Tony Williams is the Program Director of the Washington-Jefferson-Madison Institute in Charlottesville, VA, which teaches teachers American founding principles. Free downloads of its recently published WJMI Guide to the Constitution are available at http://www.thefederalistpapers.org/ebooks/jefferson-and-madisons-guide-to-the-constitution. He is the author of four books including American Beginnings: The Dramatic Events that Shaped a Nation’s Character.

 

2 replies
  1. Ron
    Ron says:

    The core principle of Progressivism is to separate “politics” from “administration.” In theory, great principle – if, as Madison said, men were angels – because administration is theoretically populated by “professional,” politically agnostic administrators, divorced from politics and able to resist political interference and make only scientific decisions. In practice, the current scandals should put the final dagger in the heart of this core Progressive principle, because current scandals have shown that politicians will use “professional” administrators for political purposes and that “professional” administrators are not the apolitical angels that traditional Progressives professed they would be.
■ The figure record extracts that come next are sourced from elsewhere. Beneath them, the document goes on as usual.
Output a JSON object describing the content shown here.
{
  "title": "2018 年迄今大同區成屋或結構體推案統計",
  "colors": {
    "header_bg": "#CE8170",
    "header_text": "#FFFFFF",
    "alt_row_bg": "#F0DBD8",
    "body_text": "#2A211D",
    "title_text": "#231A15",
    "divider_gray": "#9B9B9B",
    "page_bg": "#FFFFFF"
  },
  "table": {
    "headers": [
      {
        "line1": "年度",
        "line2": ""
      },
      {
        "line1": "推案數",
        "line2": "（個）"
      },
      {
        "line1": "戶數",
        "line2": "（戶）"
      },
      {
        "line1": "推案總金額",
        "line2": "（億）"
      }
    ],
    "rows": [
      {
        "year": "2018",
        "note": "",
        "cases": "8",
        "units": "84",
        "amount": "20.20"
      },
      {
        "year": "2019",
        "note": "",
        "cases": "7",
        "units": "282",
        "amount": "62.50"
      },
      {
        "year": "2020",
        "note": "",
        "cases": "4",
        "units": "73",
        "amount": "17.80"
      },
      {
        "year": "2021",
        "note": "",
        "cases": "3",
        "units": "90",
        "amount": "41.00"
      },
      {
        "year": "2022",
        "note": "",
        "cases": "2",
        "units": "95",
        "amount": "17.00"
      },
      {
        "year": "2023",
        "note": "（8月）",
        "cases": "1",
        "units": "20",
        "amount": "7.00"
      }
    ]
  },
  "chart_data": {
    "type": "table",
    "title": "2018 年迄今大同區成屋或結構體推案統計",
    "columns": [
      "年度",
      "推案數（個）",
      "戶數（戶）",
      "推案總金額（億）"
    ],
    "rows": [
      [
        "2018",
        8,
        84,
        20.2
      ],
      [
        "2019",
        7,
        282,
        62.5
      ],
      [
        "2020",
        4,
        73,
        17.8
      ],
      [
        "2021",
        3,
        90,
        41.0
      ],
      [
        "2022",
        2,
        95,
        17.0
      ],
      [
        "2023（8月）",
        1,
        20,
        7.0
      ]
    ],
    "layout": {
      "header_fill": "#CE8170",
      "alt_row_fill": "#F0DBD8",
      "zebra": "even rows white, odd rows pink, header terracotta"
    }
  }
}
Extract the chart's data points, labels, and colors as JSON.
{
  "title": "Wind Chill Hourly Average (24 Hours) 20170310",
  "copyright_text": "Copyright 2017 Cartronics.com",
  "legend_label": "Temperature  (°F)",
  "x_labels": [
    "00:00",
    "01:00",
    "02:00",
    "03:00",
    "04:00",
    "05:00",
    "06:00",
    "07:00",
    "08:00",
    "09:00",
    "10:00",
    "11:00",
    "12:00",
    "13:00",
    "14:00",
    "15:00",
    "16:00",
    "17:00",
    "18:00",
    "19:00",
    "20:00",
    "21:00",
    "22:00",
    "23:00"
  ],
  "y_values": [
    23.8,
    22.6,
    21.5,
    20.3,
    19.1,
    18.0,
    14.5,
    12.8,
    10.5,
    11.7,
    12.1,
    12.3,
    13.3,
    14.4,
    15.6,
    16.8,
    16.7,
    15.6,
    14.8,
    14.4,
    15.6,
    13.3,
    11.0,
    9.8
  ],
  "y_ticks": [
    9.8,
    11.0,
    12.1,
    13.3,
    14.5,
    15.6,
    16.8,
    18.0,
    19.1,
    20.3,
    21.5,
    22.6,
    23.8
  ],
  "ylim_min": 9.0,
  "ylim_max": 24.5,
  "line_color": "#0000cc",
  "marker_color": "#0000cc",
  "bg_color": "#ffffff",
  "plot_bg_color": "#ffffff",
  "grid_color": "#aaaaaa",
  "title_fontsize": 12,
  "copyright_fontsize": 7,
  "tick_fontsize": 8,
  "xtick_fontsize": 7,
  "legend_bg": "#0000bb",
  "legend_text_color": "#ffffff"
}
Conservatives and Republicans now have an opportunity to put an end to traditional Progressivism.

    It’s also interesting how JFK’s three key “illusions” are exactly the same three we’re dealing with 51 years later. And, Western Europe may have looked like the appropriate model to follow 51 years ago, but all decisions have consequences, and it has taken Western Europe five decades and two generations to have the consequences finally hit home.

    Reply
  2. Barb Zack
    Barb Zack says:

    Progressives really have disdain, bordering on contempt for us mere citizens. And then we wonder where Obama gets it from. Of course, he is taking all that to a whole new level. It’s like they don’t want to be bothered with us, except at election time.